Как мышата, мальчики прошмыгнули в узкий проход за углом первого корпуса. Тут им показалось менее уютно. Тени здесь ложились гуще и подозрительней. Из-под крыши выгребной ямы порскнула, иноходью пошла в Кимкину «мастерскую» большая, старая крыса.
Держась за шершавый кирпич забора, ребята двинулись было к воротам в парк и вдруг, едва заглянув в них, отпрянули назад.
Старый дуб, стоящий на бугре над берегом, был четко виден отсюда. Ствол его с юго-запада серел еще в слабой тени, но с северо-востока и на нем, и на земле вокруг лежали уже прозрачные алые отблески новой зари. И в этих отблесках по земле на четвереньках ползал, видимо стараясь найти в траве что-то маленькое, человек, мужчина…
Собственно говоря, ничего особенно страшного в этом не было: ну, потерял человек нож, ну, спохватился… И тем не менее оба они испугались, как никогда в жизни. Какой-то холод внезапно повеял на них оттуда, от дуба. «Максик! Ой!»
Схватив за холодную руку своего двоюродного брата, Лодя с силой рванул его назад, за забор. Не чуя под собой ног, они умчались.
Ночью оба они спали кое-как, мальчики. Макс Слепень и вообще отличался беспокойным сном: по ночам он буйно переживал дневные приключения, обычно довольно разнообразные, — скрежетал зубами, вскакивал, сжимал кулаки. И сегодня он то переворачивался одним рывком на постели, то садился, не открывая глаз… «А ну, подойди! А ну, попробуй!» — люто бормотал он.
За Лодей ничего подобного никогда не водилось. Зато в эту ночь он и впрямь увидел сон. Сон был страшен тем, что никакого особенного страха в нем не было, а вместе с тем он был.

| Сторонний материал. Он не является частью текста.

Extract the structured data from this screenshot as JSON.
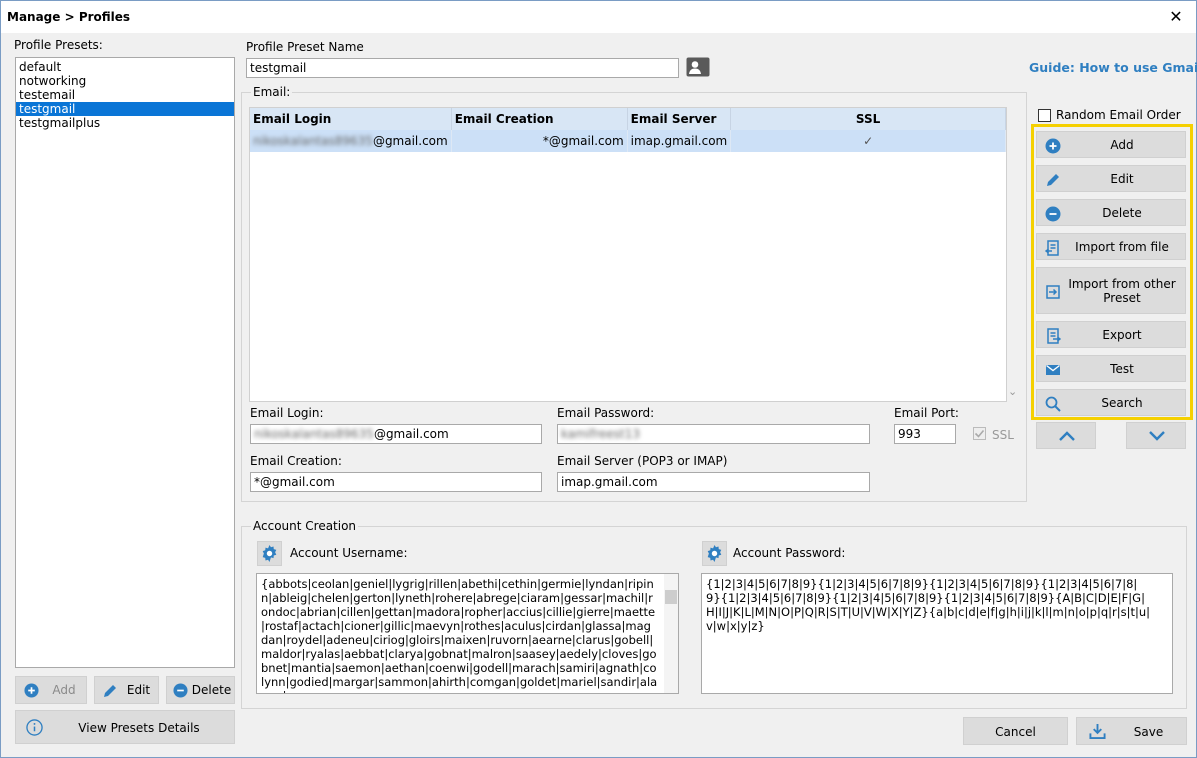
{
  "window": {
    "title": "Manage > Profiles",
    "close": "✕"
  },
  "presets": {
    "label": "Profile Presets:",
    "items": [
      "default",
      "notworking",
      "testemail",
      "testgmail",
      "testgmailplus"
    ],
    "selected_index": 3,
    "add": "Add",
    "edit": "Edit",
    "delete": "Delete",
    "view_details": "View Presets Details"
  },
  "preset_name": {
    "label": "Profile Preset Name",
    "value": "testgmail"
  },
  "guide_link": "Guide: How to use Gmails",
  "email_group": {
    "title": "Email:",
    "columns": [
      "Email Login",
      "Email Creation",
      "Email Server",
      "SSL"
    ],
    "rows": [
      {
        "login_blurred": "nikoskalantas89635",
        "login_domain": "@gmail.com",
        "creation": "*@gmail.com",
        "server": "imap.gmail.com",
        "ssl": "✓"
      }
    ],
    "random_order_label": "Random Email Order",
    "actions": [
      "Add",
      "Edit",
      "Delete",
      "Import from file",
      "Import from other Preset",
      "Export",
      "Test",
      "Search"
    ],
    "up": "⌃",
    "down": "⌄"
  },
  "email_form": {
    "login_label": "Email Login:",
    "login_blurred": "nikoskalantas89635",
    "login_domain": "@gmail.com",
    "password_label": "Email Password:",
    "password_blurred": "kamifreest13",
    "port_label": "Email Port:",
    "port_value": "993",
    "ssl_label": "SSL",
    "creation_label": "Email Creation:",
    "creation_value": "*@gmail.com",
    "server_label": "Email Server (POP3 or IMAP)",
    "server_value": "imap.gmail.com"
  },
  "account_creation": {
    "title": "Account Creation",
    "username_label": "Account Username:",
    "username_value": "{abbots|ceolan|geniel|lygrig|rillen|abethi|cethin|germie|lyndan|ripinn|ableig|chelen|gerton|lyneth|rohere|abrege|ciaram|gessar|machil|rondoc|abrian|cillen|gettan|madora|ropher|accius|cillie|gierre|maette|rostaf|actach|cioner|gillic|maevyn|rothes|aculus|cirdan|glassa|magdan|roydel|adeneu|ciriog|gloirs|maixen|ruvorn|aearne|clarus|gobell|maldor|ryalas|aebbat|clarya|gobnat|malron|saasey|aedely|cloves|gobnet|mantia|saemon|aethan|coenwi|godell|marach|samiri|agnath|colynn|godied|margar|sammon|ahirth|comgan|goldet|mariel|sandir|alanna|",
    "password_label": "Account Password:",
    "password_value": "{1|2|3|4|5|6|7|8|9}{1|2|3|4|5|6|7|8|9}{1|2|3|4|5|6|7|8|9}{1|2|3|4|5|6|7|8|9}{1|2|3|4|5|6|7|8|9}{1|2|3|4|5|6|7|8|9}{1|2|3|4|5|6|7|8|9}{A|B|C|D|E|F|G|H|I|J|K|L|M|N|O|P|Q|R|S|T|U|V|W|X|Y|Z}{a|b|c|d|e|f|g|h|i|j|k|l|m|n|o|p|q|r|s|t|u|v|w|x|y|z}"
  },
  "footer": {
    "cancel": "Cancel",
    "save": "Save"
  },
  "colors": {
    "accent": "#2f7fc1",
    "highlight": "#f5d000",
    "selection": "#0a75d6"
  }
}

Просто они с Кимом Соломиным плыли на какой-то лодке по заливу. Ким вскочил на борт и, сжав руки над головой, кинулся в воду… А вынырнул уже не Ким, — шофер Жендецких. В зубах он держал нож; только не тот, который там, а хлебную пилку; ею нарезала торты мама Мика. Обеими руками он вцепился в уключины, а по их кистям потекли зеленые чернила. И он всё перехватывал этими руками дальше к носу, и всё бормотал: «Ничего, ничего! Бывает и зеленая!»… А Ким-то где же? Где же Ким?
Лодя проснулся с сердцем, которое готово было проломить ребра. Какое счастье, — это сон! Горит синенькая лампочка папина; спит в акробатической позе Максик, и утреннее солнце уже светит прямо на его огненную голову… Нет, не надо дожидаться папы; надо сейчас же, завтра же рассказать про это кому-нибудь. Мике? Ну что ж. Она взрослая, все говорят — умная… Только как ей расскажешь? Пожмет плечами: «You are a stupid little boy!»[19], — и сам почувствуешь, — правда: и «литтл» и «стьюпид»… Но рассказать надо. Сразу же!
С этой мыслью он снова заснул. Однако рассказать ему ничего не пришлось. Не до того стало.